= George Philip Farran =

Irish zoologist

George Philip Farran (1876–1949) was an Irish zoologist. He was an expert on Copepoda.

Farran initially worked in the National Museum and in the Royal Dublin Society's Fishery Survey. He was appointed Assistant Naturalist with the Fisheries Branch of the Department of Agriculture and Technical Instruction for Ireland in 1901, and became an Inspector in 1909 and in 1938 Chief Inspector.

== Personal life and education ==
He was born on 21 November 1876 at Templeogue, the son of Edmond Chomley Farran and his wife Anne Hume Ryan; his father, who was independently wealthy, died in 1881. He attended the school at Rathmines run by Charles William Benson, an enthusiast for natural history, and entered the Trinity College, Dublin, law school in 1895. Later he graduated in Natural Science winning the Gold Medal of the subject for his class.

Farran's studies of marine wildlife began at the Marine Laboratory in Ballynakill with a small group of scientists gathered by Ernest William Lyons Holt, in 1898. It focused on marine biological issues of the fishery. Farran joined the Department of Agriculture and Technical Instruction in 1900. He became Inspector of Fisheries in 1910, when Holt was promoted.

During World War I, Farran served in the King's (Liverpool) Regiment. He was in Egypt and Palestine, and left the army in 1919. In 1920 he married Georgina Margaret Craig, and they had a son and a daughter.
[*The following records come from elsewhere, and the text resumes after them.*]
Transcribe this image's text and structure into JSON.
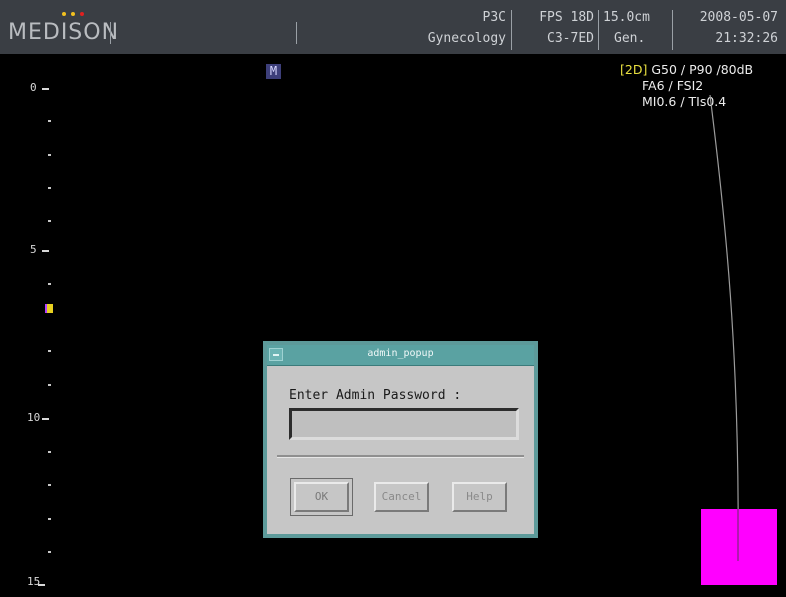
{
  "header": {
    "logo": "MEDISON",
    "logo_dot_colors": [
      "#f0c020",
      "#f0c020",
      "#e02020"
    ],
    "probe": "P3C",
    "application": "Gynecology",
    "fps": "FPS 18D",
    "transducer": "C3-7ED",
    "depth": "15.0cm",
    "mode": "Gen.",
    "date": "2008-05-07",
    "time": "21:32:26"
  },
  "scale": {
    "labels": [
      "0",
      "5",
      "10",
      "15"
    ]
  },
  "mode_indicator": "M",
  "params": {
    "mode_tag": "[2D]",
    "line1": "G50 / P90 /80dB",
    "line2": "FA6 / FSI2",
    "line3": "MI0.6 / TIs0.4"
  },
  "dialog": {
    "title": "admin_popup",
    "prompt": "Enter Admin Password :",
    "password_value": "",
    "ok_label": "OK",
    "cancel_label": "Cancel",
    "help_label": "Help"
  },
  "colors": {
    "background": "#000000",
    "header_bg": "#3a3e44",
    "dialog_frame": "#5d9a9a",
    "dialog_body": "#c6c6c6",
    "marker": "#ff00ff",
    "param_tag": "#e9e040"
  }
}
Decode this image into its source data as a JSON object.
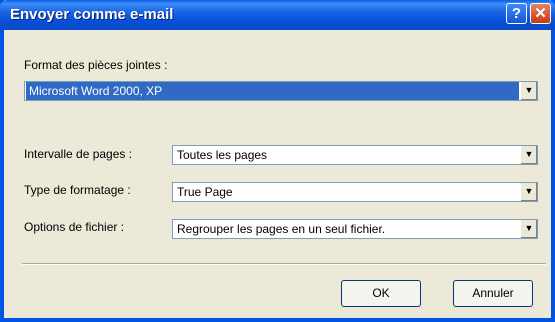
{
  "window": {
    "title": "Envoyer comme e-mail"
  },
  "titlebar_buttons": {
    "help": "?",
    "close": "✕"
  },
  "format": {
    "label": "Format des pièces jointes :",
    "value": "Microsoft Word 2000, XP"
  },
  "fields": [
    {
      "label": "Intervalle de pages :",
      "value": "Toutes les pages"
    },
    {
      "label": "Type de formatage :",
      "value": "True Page"
    },
    {
      "label": "Options de fichier :",
      "value": "Regrouper les pages en un seul fichier."
    }
  ],
  "buttons": {
    "ok": "OK",
    "cancel": "Annuler"
  },
  "icons": {
    "dropdown": "▼"
  },
  "colors": {
    "titlebar": "#0054e3",
    "selection": "#316ac5",
    "face": "#ece9d8"
  }
}
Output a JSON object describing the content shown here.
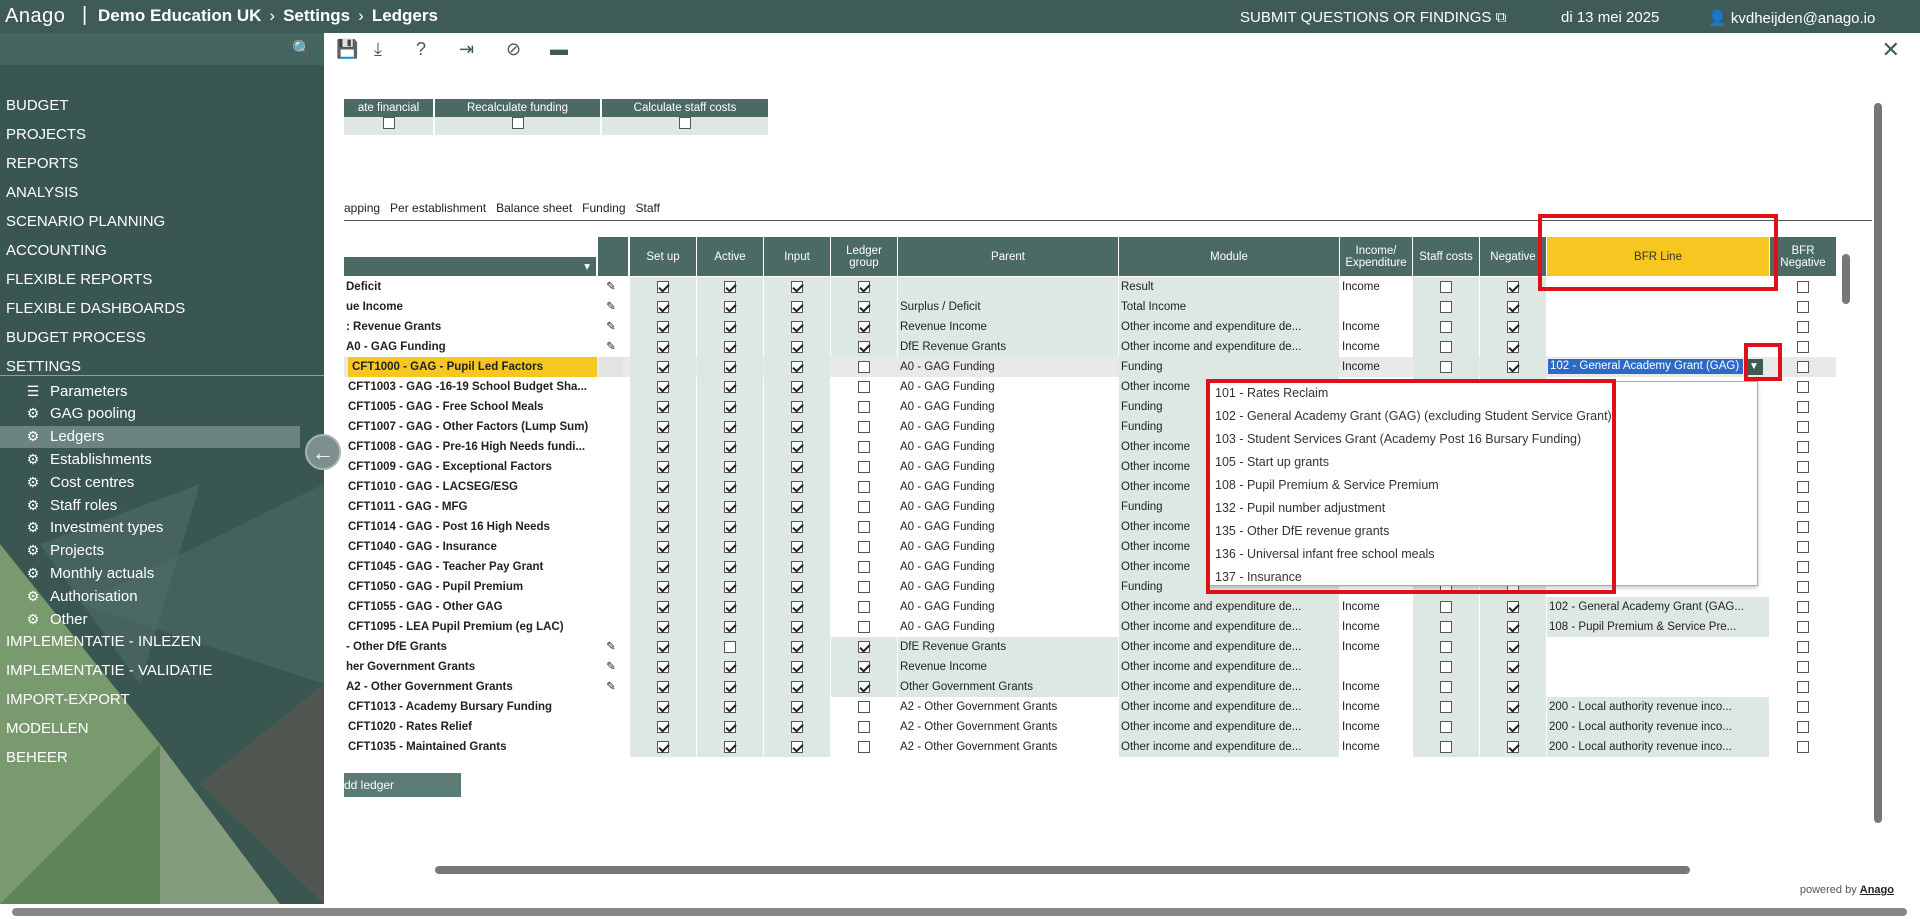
{
  "topbar": {
    "logo": "Anago",
    "breadcrumb": [
      "Demo Education UK",
      "Settings",
      "Ledgers"
    ],
    "submit": "SUBMIT QUESTIONS OR FINDINGS",
    "date": "di 13 mei 2025",
    "user": "kvdheijden@anago.io"
  },
  "sidebar": {
    "menu": [
      "BUDGET",
      "PROJECTS",
      "REPORTS",
      "ANALYSIS",
      "SCENARIO PLANNING",
      "ACCOUNTING",
      "FLEXIBLE REPORTS",
      "FLEXIBLE DASHBOARDS",
      "BUDGET PROCESS",
      "SETTINGS"
    ],
    "submenu": [
      "Parameters",
      "GAG pooling",
      "Ledgers",
      "Establishments",
      "Cost centres",
      "Staff roles",
      "Investment types",
      "Projects",
      "Monthly actuals",
      "Authorisation",
      "Other"
    ],
    "menu_bottom": [
      "IMPLEMENTATIE - INLEZEN",
      "IMPLEMENTATIE - VALIDATIE",
      "IMPORT-EXPORT",
      "MODELLEN",
      "BEHEER"
    ]
  },
  "recalc": {
    "headers": [
      "ate financial",
      "Recalculate funding",
      "Calculate staff costs"
    ]
  },
  "tabs": [
    "apping",
    "Per establishment",
    "Balance sheet",
    "Funding",
    "Staff"
  ],
  "grid": {
    "headers": [
      "Set up",
      "Active",
      "Input",
      "Ledger group",
      "Parent",
      "Module",
      "Income/ Expenditure",
      "Staff costs",
      "Negative",
      "BFR Line",
      "BFR Negative"
    ],
    "rows": [
      {
        "name": "Deficit",
        "parent": "",
        "module": "Result",
        "ie": "Income",
        "bfr": "",
        "edit": true,
        "sub": false,
        "lg": true,
        "act": true,
        "neg": true
      },
      {
        "name": "ue Income",
        "parent": "Surplus / Deficit",
        "module": "Total Income",
        "ie": "",
        "bfr": "",
        "edit": true,
        "sub": false,
        "lg": true,
        "act": true,
        "neg": true
      },
      {
        "name": ": Revenue Grants",
        "parent": "Revenue Income",
        "module": "Other income and expenditure de...",
        "ie": "Income",
        "bfr": "",
        "edit": true,
        "sub": false,
        "lg": true,
        "act": true,
        "neg": true
      },
      {
        "name": "A0 - GAG Funding",
        "parent": "DfE Revenue Grants",
        "module": "Other income and expenditure de...",
        "ie": "Income",
        "bfr": "",
        "edit": true,
        "sub": false,
        "lg": true,
        "act": true,
        "neg": true
      },
      {
        "name": "CFT1000 - GAG - Pupil Led Factors",
        "parent": "A0 - GAG Funding",
        "module": "Funding",
        "ie": "Income",
        "bfr": "102 - General Academy Grant (GAG)",
        "edit": false,
        "sub": true,
        "lg": false,
        "act": true,
        "neg": true,
        "hl": true
      },
      {
        "name": "CFT1003 - GAG -16-19 School Budget Sha...",
        "parent": "A0 - GAG Funding",
        "module": "Other income",
        "ie": "",
        "bfr": "",
        "sub": true,
        "lg": false,
        "act": true,
        "neg": false
      },
      {
        "name": "CFT1005 - GAG - Free School Meals",
        "parent": "A0 - GAG Funding",
        "module": "Funding",
        "ie": "",
        "bfr": "",
        "sub": true,
        "lg": false,
        "act": true,
        "neg": false
      },
      {
        "name": "CFT1007 - GAG - Other Factors (Lump Sum)",
        "parent": "A0 - GAG Funding",
        "module": "Funding",
        "ie": "",
        "bfr": "",
        "sub": true,
        "lg": false,
        "act": true,
        "neg": false
      },
      {
        "name": "CFT1008 - GAG - Pre-16 High Needs fundi...",
        "parent": "A0 - GAG Funding",
        "module": "Other income",
        "ie": "",
        "bfr": "",
        "sub": true,
        "lg": false,
        "act": true,
        "neg": false
      },
      {
        "name": "CFT1009 - GAG - Exceptional Factors",
        "parent": "A0 - GAG Funding",
        "module": "Other income",
        "ie": "",
        "bfr": "",
        "sub": true,
        "lg": false,
        "act": true,
        "neg": false
      },
      {
        "name": "CFT1010 - GAG - LACSEG/ESG",
        "parent": "A0 - GAG Funding",
        "module": "Other income",
        "ie": "",
        "bfr": "",
        "sub": true,
        "lg": false,
        "act": true,
        "neg": false
      },
      {
        "name": "CFT1011 - GAG - MFG",
        "parent": "A0 - GAG Funding",
        "module": "Funding",
        "ie": "",
        "bfr": "",
        "sub": true,
        "lg": false,
        "act": true,
        "neg": false
      },
      {
        "name": "CFT1014 - GAG - Post 16 High Needs",
        "parent": "A0 - GAG Funding",
        "module": "Other income",
        "ie": "",
        "bfr": "",
        "sub": true,
        "lg": false,
        "act": true,
        "neg": false
      },
      {
        "name": "CFT1040 - GAG - Insurance",
        "parent": "A0 - GAG Funding",
        "module": "Other income",
        "ie": "",
        "bfr": "",
        "sub": true,
        "lg": false,
        "act": true,
        "neg": false
      },
      {
        "name": "CFT1045 - GAG - Teacher Pay Grant",
        "parent": "A0 - GAG Funding",
        "module": "Other income",
        "ie": "",
        "bfr": "",
        "sub": true,
        "lg": false,
        "act": true,
        "neg": false
      },
      {
        "name": "CFT1050 - GAG - Pupil Premium",
        "parent": "A0 - GAG Funding",
        "module": "Funding",
        "ie": "",
        "bfr": "",
        "sub": true,
        "lg": false,
        "act": true,
        "neg": false
      },
      {
        "name": "CFT1055 - GAG - Other GAG",
        "parent": "A0 - GAG Funding",
        "module": "Other income and expenditure de...",
        "ie": "Income",
        "bfr": "102 - General Academy Grant (GAG...",
        "sub": true,
        "lg": false,
        "act": true,
        "neg": true
      },
      {
        "name": "CFT1095 - LEA Pupil Premium (eg LAC)",
        "parent": "A0 - GAG Funding",
        "module": "Other income and expenditure de...",
        "ie": "Income",
        "bfr": "108 - Pupil Premium & Service Pre...",
        "sub": true,
        "lg": false,
        "act": true,
        "neg": true
      },
      {
        "name": "- Other DfE Grants",
        "parent": "DfE Revenue Grants",
        "module": "Other income and expenditure de...",
        "ie": "Income",
        "bfr": "",
        "edit": true,
        "sub": false,
        "lg": true,
        "act": false,
        "neg": true
      },
      {
        "name": "her Government Grants",
        "parent": "Revenue Income",
        "module": "Other income and expenditure de...",
        "ie": "",
        "bfr": "",
        "edit": true,
        "sub": false,
        "lg": true,
        "act": true,
        "neg": true
      },
      {
        "name": "A2 - Other Government Grants",
        "parent": "Other Government Grants",
        "module": "Other income and expenditure de...",
        "ie": "Income",
        "bfr": "",
        "edit": true,
        "sub": false,
        "lg": true,
        "act": true,
        "neg": true
      },
      {
        "name": "CFT1013 - Academy Bursary Funding",
        "parent": "A2 - Other Government Grants",
        "module": "Other income and expenditure de...",
        "ie": "Income",
        "bfr": "200 - Local authority revenue inco...",
        "sub": true,
        "lg": false,
        "act": true,
        "neg": true
      },
      {
        "name": "CFT1020 - Rates Relief",
        "parent": "A2 - Other Government Grants",
        "module": "Other income and expenditure de...",
        "ie": "Income",
        "bfr": "200 - Local authority revenue inco...",
        "sub": true,
        "lg": false,
        "act": true,
        "neg": true
      },
      {
        "name": "CFT1035 - Maintained Grants",
        "parent": "A2 - Other Government Grants",
        "module": "Other income and expenditure de...",
        "ie": "Income",
        "bfr": "200 - Local authority revenue inco...",
        "sub": true,
        "lg": false,
        "act": true,
        "neg": true
      }
    ]
  },
  "dropdown": {
    "options": [
      "101 - Rates Reclaim",
      "102 - General Academy Grant (GAG) (excluding Student Service Grant)",
      "103 - Student Services Grant (Academy Post 16 Bursary Funding)",
      "105 - Start up grants",
      "108 - Pupil Premium & Service Premium",
      "132 - Pupil number adjustment",
      "135 - Other DfE revenue grants",
      "136 - Universal infant free school meals",
      "137 - Insurance"
    ]
  },
  "add_ledger": "dd ledger",
  "footer": {
    "powered": "powered by",
    "brand": "Anago"
  },
  "colors": {
    "header": "#3f5b56",
    "accent": "#f5c720",
    "highlight": "#e0101a"
  }
}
In 1938 Farran was promoted to Chief Inspector of Fisheries. He continued his work with the Department until his retirement in 1946.

== Studies ==
Farran's work was first based on a broad range of marine zoology: it was later in his career that he began his work on planktonic organisms for which he is best known. He specifically studied copepods, which are aquatic crustaceans.

Farran was brought material from around the world by other scientists. He was widely published scientist, with work published journals, including those of the Royal Irish Academy and Linnean Society of London, Exploration of the Sea, and by the Zoological Society. Most of his work was published in the Scientific Investigations of the Fisheries Branch of the Department of Agriculture and Technical Instruction for Ireland.

When he began nearing the end of his career his work was more focused on the administrative side of his job rather than the scientific work he preferred. Farran did still manage to continue his work with planktonic organisms throughout the remainder of his life even close to his death on January 5, 1949, at the age of 72. Farran still studied after his retirement, and even participated in an experiment of breeding of oysters in tanks at Cromane in 1947 and 1948 just before he died.

==Works==
- Farran, G.P. 1905. Report on the opisthobranchiate Mollusca collected by Professor Herdman, at Ceylon, in 1902. pp. 329–364 in: Report to the government of Ceylon on the pearl oyster fisheries of the Gulf of Manaar 3, Suppl. Rept. No. 21 (W.A. Herdman, ed.). Royal Society, London.
- Farran, G.P. 1908. Second report on the Copepoda of the Irish Atlantic slope. Rep. Sea inland fish. Irel. Sci. Invest. 1906. Pt. (1908): 19-120.
- Farran, G.P. 1913. The deep-water Asteroidea, Ophiuroidea and Echinoidea of the West Coast of Ireland. Department of Agriculture and technical instruction for Ireland, fisheries branch, scientific investigations 1912, 6, 1-66.
- Farran, G.P. 1926. Biscayan plankton collected during a cruise of H.M.S. “Research”, 1900. Pt. 14. The Copepoda. J. Linn. Soc. London, Zool. 36: 219-310.
- Farran, G.P. 1929. Crustacea. Pt. 10. Copepoda [Brit. Antarctic (Terra Nova) Exped., Zool. 1910]. Nat. Hist. Rep. Zool. 8(3): 203-306.